In theory, any of the business functions set to benefit from these new apps is likely to have some kind of IoT data from connected devices that could potentially prove useful for fuelling AI-based decision-making – but it’s clear that supply chain and manufacturing professionals are particular targets.

In supply chain, for example, new AI capabilities in Oracle’s Supply Chain IoT applications will crunch through data from connected equipment in warehouses and logistics centres. “The applications use predictive analytics and machine learning techniques to detect and analyze key signals in device data and then to act on these insights through their associated business functions and connected processes,” said the company.

In manufacturing, similar thinking applies. New AI-powered capabilities will enable companies to more consistently meet their production goals, based in part on the intelligence that comes from plant floor machinery. According to Oracle: “The new capabilities drive factory and shop floor improvements by demonstrating how incident detection, root cause analysis and smart resolution are performed within minutes in a connected factory.”

Some of the data powering Adaptive Intelligent Apps, meanwhile, will come from the Oracle Data Cloud, which the company claims is the largest third-party data marketplace in the world, with a collection of more than 5 billion global consumer and business IDs and more than 7.5 trillion data points collected monthly.

Read more: Oracle broadens IoT cloud offering with four new solutions

Substantial opportunity in AI arms race

The market for AI and for AI-enabled applications is “substantial”, according to David Schubmehl, an analyst at market research company IDC. “We expect this to be a rapidly expanding area for both enterprise and commercial development as organizations race to embed predictive and prescriptive capabilities into their applications portfolio to deliver smarter software solutions to customers,” he said.

In other words, this could be a money-spinner for Oracle if its customers prove to get as hooked on AI-based decision-making as the company clearly hopes they will.
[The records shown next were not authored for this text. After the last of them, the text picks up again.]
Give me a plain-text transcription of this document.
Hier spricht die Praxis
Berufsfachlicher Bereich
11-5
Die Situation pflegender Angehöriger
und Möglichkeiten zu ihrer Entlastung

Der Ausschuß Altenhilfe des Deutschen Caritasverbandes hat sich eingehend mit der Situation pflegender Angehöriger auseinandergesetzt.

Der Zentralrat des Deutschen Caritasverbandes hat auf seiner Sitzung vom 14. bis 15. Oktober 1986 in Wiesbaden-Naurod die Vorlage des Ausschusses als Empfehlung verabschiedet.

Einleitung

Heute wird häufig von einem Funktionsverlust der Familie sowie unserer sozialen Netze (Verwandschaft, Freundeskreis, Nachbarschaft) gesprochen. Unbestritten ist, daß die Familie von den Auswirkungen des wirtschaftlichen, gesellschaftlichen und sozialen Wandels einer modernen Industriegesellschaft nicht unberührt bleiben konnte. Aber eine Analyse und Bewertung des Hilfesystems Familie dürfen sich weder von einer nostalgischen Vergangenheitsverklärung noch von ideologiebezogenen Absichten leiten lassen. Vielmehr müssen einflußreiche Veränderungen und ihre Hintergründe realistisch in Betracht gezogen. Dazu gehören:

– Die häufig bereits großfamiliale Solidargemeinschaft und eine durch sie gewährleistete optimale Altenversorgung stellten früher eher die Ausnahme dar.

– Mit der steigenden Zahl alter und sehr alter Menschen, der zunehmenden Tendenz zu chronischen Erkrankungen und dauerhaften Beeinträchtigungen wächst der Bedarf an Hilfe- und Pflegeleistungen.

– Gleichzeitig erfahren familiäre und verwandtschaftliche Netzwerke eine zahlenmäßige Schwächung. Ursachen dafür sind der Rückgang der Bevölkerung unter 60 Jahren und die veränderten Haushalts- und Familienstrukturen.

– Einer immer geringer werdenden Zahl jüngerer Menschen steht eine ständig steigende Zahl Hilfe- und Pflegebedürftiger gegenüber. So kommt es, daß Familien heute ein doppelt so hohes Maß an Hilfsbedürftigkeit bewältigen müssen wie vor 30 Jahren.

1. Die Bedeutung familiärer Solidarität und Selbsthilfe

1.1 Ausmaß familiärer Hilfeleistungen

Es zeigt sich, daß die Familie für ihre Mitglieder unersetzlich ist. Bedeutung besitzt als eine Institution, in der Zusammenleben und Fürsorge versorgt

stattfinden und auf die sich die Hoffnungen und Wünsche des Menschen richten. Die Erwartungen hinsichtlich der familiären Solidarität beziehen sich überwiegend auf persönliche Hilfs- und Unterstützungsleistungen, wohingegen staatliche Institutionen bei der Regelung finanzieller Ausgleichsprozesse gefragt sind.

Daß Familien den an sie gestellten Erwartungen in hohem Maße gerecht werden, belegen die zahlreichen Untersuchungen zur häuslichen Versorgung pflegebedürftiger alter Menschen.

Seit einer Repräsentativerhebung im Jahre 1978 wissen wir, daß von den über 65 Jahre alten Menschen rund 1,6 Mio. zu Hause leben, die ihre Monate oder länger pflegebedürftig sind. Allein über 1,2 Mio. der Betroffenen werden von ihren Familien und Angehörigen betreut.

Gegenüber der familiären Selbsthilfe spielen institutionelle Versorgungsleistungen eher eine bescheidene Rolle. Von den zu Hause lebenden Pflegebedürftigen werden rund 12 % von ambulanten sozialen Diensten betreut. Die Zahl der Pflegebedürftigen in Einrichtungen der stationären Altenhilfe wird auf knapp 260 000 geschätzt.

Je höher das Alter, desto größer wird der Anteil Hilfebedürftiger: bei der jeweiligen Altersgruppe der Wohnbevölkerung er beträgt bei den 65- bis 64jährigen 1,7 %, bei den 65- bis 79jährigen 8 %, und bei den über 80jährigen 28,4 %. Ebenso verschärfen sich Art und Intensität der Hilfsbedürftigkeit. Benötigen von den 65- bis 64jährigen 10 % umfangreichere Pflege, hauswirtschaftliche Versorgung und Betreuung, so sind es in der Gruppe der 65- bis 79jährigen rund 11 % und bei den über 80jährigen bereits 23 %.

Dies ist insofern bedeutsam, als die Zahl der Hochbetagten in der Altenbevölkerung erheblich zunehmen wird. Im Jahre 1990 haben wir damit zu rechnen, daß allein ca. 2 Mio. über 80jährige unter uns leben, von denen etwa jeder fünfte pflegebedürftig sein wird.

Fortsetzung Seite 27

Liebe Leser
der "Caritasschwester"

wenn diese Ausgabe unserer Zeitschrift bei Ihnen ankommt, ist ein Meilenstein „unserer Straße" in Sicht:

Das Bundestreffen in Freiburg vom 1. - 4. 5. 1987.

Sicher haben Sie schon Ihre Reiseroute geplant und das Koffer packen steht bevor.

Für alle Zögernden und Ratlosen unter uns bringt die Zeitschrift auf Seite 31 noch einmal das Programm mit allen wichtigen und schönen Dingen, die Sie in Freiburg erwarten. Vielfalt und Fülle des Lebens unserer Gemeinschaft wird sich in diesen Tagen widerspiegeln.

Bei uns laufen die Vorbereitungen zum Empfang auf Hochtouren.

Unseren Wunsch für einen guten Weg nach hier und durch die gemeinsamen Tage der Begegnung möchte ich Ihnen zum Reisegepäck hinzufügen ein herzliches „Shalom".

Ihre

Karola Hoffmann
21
But big competitors such as SAP, Infor and Microsoft are also working hard to embed AI into the software need to run smart factories and connected warehouses – so AI is fast becoming an arms race.

The quality of ingested data, however, looks likely to be an important differentiator, Schubmehl claims, as it will determine the resulting recommendation, action or output delivered. “Vendors with a strong foundation of first and third-party data to fuel machine learning have a clear and distinct advantage in the market, providing strong, targeted AI-enabled solutions for their customers.”